House Transportation and Infrastructure Committee leadership introduced a five-year FAA reauthorization bill April 13—a bipartisan proposal that leaves efforts to reform the air traffic control system behind, focusing instead on stabilizing the agency with consistent funding.

The bill includes proposed funding for FAA’s Operations account that ranges from $10.4 billion in fiscal year 2019 to $11.3 billion in FY2023. Funding for Facilities & Equipment (F&E) would be just less than $3 billion in 2019 and top out at $3.3 billion in 2023. Comparable figures from the administration's FY2019 budget request are $9.9 billion and $2.8 billion, respectively. 

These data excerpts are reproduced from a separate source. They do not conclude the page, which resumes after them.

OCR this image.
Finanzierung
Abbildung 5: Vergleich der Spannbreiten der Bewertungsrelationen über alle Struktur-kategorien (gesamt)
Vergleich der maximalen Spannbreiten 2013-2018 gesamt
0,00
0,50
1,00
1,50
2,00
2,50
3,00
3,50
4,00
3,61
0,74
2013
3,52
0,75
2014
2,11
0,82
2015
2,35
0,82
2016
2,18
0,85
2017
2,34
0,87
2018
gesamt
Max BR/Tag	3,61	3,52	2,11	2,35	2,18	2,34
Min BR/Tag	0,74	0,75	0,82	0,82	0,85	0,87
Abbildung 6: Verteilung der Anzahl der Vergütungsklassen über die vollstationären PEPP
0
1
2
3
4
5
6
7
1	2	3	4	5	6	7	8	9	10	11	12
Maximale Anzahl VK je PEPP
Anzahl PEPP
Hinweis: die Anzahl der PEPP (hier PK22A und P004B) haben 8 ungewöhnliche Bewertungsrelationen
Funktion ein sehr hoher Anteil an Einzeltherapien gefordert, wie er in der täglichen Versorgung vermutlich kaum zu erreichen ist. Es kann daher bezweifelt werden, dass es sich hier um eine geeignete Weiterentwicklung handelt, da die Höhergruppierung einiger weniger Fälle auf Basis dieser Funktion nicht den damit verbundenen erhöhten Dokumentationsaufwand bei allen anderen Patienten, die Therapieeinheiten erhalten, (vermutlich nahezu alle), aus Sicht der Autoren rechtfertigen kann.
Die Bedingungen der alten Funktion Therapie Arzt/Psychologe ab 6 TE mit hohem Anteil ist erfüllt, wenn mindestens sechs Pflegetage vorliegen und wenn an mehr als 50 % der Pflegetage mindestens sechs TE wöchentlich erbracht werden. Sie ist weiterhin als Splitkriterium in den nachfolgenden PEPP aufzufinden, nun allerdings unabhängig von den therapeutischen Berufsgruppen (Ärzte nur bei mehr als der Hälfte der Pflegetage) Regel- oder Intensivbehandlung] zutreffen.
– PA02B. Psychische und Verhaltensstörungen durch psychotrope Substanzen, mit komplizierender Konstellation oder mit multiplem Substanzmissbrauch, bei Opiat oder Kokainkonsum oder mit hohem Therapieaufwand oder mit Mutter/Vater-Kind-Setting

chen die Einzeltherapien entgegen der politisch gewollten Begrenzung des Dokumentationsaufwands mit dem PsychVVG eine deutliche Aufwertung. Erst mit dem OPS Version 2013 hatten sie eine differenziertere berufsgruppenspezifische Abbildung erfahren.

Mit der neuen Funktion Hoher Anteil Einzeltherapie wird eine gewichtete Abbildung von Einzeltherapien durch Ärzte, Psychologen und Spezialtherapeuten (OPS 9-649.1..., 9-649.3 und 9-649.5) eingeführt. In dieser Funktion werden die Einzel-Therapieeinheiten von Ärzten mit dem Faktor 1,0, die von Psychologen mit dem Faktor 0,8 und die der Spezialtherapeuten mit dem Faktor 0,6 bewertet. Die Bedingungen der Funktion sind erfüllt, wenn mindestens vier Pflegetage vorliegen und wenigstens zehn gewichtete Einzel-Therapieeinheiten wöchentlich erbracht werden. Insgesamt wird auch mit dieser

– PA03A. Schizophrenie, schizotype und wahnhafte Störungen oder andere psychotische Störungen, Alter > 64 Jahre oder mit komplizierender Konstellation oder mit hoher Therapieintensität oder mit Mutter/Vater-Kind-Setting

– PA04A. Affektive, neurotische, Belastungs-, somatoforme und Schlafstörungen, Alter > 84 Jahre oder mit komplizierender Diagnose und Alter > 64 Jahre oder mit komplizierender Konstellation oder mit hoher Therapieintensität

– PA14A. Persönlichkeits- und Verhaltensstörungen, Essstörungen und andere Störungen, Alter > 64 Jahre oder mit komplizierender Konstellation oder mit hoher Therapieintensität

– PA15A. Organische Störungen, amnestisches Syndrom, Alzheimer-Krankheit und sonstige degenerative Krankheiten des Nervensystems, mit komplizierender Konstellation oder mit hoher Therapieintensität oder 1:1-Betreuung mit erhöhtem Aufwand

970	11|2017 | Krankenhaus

The legislation includes $3.35 billion annually in Airport Improvement Program grant funding, but does not raise the $4.50-per-segment passenger facility charge. 

The bill also calls on FAA to put together a task force on certification reform. The group, which would include a cross-section of stakeholders, would develop recommendations for how FAA can improve its certification and oversight and provide input on current initiatives.

The bill was introduced by Transportation and Infrastructure Committee chairman Bill Shuster (R-Pennsylvania) and has the backing of leaders from the full committee and its six subcommittees.

“This bill provides many important reforms that will help US manufacturers and job creators lead in a very competitive global marketplace,” Shuster said. “This legislation ensures long-term investment and stability in aviation infrastructure for America’s large, small, and rural communities, and it addresses issues to help maintain the safety of our system.”